Alors l'école devait adopter la position la plus sévère.
Pour donner à ce gros bonnet une explication satisfaisante, et enseigner au corps étudiant agité une leçon de discipline vivante.
Tôt le lendemain matin, la brume fine de l'automne naissant ne s'était pas encore dissipée.
La plupart des nouveaux étudiants avançaient encore à moitié endormis vers la cantine, se préparant à affronter la répétition de l'entraînement militaire de la journée.
Pourtant, le panneau d'affichage devant le bâtiment administratif était déjà en ébullition.
Un avis rouge vif était affiché bien en évidence à l'endroit le plus visible, son encre semblant encore exhaler une aura fraîche et glaciale.
[Décision d'exclure Lin XX du département de médecine clinique de l'école de médecine]
L'avis était concis et direct.
Il énumérait une série de violations de Lin XX, notamment l'utilisation d'internet pour fabriquer malicieusement des faits, diffamer une camarade et troubler l'ordre public.
La sévérité de sa formulation et la rapidité de la sanction étaient sans précédent depuis la fondation de l'Université de Qinglin.
« Putain ?! Exclue ?! »
Un souffle réprimé s'éleva de la foule, et la somnolence de tous s'évanouit instantanément.

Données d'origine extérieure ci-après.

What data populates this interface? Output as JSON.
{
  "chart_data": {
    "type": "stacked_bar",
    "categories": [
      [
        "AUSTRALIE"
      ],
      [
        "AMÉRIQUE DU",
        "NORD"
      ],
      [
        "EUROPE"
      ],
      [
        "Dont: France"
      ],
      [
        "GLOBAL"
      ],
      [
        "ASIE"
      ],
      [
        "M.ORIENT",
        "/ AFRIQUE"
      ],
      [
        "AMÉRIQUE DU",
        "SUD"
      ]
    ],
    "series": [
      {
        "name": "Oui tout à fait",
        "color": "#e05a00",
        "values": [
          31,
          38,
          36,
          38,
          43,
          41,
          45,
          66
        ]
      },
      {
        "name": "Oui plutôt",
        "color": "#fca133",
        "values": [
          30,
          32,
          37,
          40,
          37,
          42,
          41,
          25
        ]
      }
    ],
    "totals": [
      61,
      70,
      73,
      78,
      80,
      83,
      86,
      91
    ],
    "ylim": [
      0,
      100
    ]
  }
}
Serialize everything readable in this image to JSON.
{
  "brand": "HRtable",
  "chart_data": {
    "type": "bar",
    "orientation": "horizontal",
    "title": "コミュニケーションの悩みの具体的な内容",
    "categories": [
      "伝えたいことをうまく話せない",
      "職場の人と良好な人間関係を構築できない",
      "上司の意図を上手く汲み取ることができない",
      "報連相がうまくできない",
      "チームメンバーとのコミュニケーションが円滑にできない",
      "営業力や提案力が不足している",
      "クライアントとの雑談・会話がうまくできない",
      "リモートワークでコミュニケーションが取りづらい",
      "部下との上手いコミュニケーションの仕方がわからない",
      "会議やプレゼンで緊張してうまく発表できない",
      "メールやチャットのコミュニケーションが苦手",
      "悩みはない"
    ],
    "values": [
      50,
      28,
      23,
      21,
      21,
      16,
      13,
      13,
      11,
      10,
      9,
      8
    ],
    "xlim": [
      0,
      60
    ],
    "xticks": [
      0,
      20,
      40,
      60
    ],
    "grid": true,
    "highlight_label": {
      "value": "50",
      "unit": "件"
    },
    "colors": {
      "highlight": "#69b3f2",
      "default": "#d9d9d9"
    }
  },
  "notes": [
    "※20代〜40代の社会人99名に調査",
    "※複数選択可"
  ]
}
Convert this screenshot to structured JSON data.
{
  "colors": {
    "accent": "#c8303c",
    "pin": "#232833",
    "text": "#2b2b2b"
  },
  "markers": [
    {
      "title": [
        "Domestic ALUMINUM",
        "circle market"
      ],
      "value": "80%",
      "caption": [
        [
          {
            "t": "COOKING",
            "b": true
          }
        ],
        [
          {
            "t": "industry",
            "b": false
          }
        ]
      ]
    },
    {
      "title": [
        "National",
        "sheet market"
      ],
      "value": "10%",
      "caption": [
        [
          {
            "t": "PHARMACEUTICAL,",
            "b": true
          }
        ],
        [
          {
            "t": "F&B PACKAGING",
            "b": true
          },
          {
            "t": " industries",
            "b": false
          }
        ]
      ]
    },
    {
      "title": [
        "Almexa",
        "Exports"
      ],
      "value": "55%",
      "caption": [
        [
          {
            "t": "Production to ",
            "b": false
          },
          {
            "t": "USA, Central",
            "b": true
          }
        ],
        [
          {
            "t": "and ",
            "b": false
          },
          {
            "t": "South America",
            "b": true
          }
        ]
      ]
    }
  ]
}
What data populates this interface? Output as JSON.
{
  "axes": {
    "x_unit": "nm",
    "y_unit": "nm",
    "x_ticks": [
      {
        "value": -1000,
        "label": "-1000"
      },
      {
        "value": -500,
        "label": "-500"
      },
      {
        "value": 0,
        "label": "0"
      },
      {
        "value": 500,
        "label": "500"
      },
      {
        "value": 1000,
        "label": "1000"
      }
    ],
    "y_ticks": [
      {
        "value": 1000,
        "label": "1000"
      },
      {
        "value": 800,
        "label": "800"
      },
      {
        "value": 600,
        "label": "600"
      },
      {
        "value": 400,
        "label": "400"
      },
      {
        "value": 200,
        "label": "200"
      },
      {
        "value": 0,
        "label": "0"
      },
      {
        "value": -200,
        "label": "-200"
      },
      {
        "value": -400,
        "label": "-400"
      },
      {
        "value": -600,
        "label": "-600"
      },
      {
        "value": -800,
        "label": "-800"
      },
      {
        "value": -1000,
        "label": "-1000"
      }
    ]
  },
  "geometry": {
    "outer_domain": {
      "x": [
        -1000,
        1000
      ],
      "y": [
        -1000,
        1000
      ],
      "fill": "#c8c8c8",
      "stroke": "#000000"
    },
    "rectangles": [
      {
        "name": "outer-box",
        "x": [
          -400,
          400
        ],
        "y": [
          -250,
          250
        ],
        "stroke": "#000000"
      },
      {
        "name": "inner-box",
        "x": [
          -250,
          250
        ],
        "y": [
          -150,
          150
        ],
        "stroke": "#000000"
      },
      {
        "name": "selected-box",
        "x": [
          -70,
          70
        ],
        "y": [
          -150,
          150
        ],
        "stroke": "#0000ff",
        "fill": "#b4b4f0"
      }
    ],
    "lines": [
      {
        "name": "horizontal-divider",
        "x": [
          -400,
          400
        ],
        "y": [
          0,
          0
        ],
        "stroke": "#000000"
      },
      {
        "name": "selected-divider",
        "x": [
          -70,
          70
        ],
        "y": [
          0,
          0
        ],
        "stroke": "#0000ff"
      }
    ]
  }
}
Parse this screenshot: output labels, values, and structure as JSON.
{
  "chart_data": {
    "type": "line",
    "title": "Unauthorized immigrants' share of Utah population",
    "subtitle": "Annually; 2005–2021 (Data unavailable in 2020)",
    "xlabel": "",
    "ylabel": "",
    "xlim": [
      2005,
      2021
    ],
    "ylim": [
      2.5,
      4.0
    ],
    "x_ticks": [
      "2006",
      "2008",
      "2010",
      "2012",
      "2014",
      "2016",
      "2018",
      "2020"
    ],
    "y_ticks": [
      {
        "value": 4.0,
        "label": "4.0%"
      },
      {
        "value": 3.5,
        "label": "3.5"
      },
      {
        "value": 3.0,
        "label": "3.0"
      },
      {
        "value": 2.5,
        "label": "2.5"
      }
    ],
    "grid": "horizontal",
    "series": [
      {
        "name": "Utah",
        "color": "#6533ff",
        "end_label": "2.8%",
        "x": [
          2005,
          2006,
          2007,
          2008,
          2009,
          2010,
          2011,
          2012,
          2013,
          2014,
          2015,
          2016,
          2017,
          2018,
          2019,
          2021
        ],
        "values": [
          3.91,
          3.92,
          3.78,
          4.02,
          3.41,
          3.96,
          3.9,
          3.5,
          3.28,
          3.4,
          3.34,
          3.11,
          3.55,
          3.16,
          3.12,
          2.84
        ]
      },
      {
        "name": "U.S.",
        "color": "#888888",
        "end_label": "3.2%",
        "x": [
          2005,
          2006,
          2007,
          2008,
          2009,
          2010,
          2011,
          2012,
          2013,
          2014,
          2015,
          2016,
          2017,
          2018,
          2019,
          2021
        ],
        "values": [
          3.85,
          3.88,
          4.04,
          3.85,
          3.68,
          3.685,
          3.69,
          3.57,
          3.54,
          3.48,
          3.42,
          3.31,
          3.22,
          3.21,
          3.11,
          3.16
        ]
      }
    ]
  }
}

« C'est trop impitoyable... Elle a été embarquée hier soir, et sa scolarité est annulée ce matin ? Ils ne lui ont même pas laissé une chance de période probatoire ? »
« C'est ça, les conséquences de s'en prendre à quelqu'un d'intouchable ? »
Un garçon à lunettes repoussa ses montures, fixant le sceau rouge criard sur l'avis, et sentit un frisson lui glisser le long de l'échine.
« Vous ne voyez donc pas ? Ce n'est pas une punition, c'est un nettoyage de terrain.
« Cet étudiant Gu qui conduit l'Audi A6 utilise cette méthode pour dire à tout le monde—
« Le prix pour l'emmerder, c'est de voir ton compte supprimé et de devoir recommencer ta vie à zéro. »
La matinée originellement bruyante, à cause de cet avis encre noire sur papier rouge, gagna inexplicablement une touche d'atmosphère sinistre et mortelle.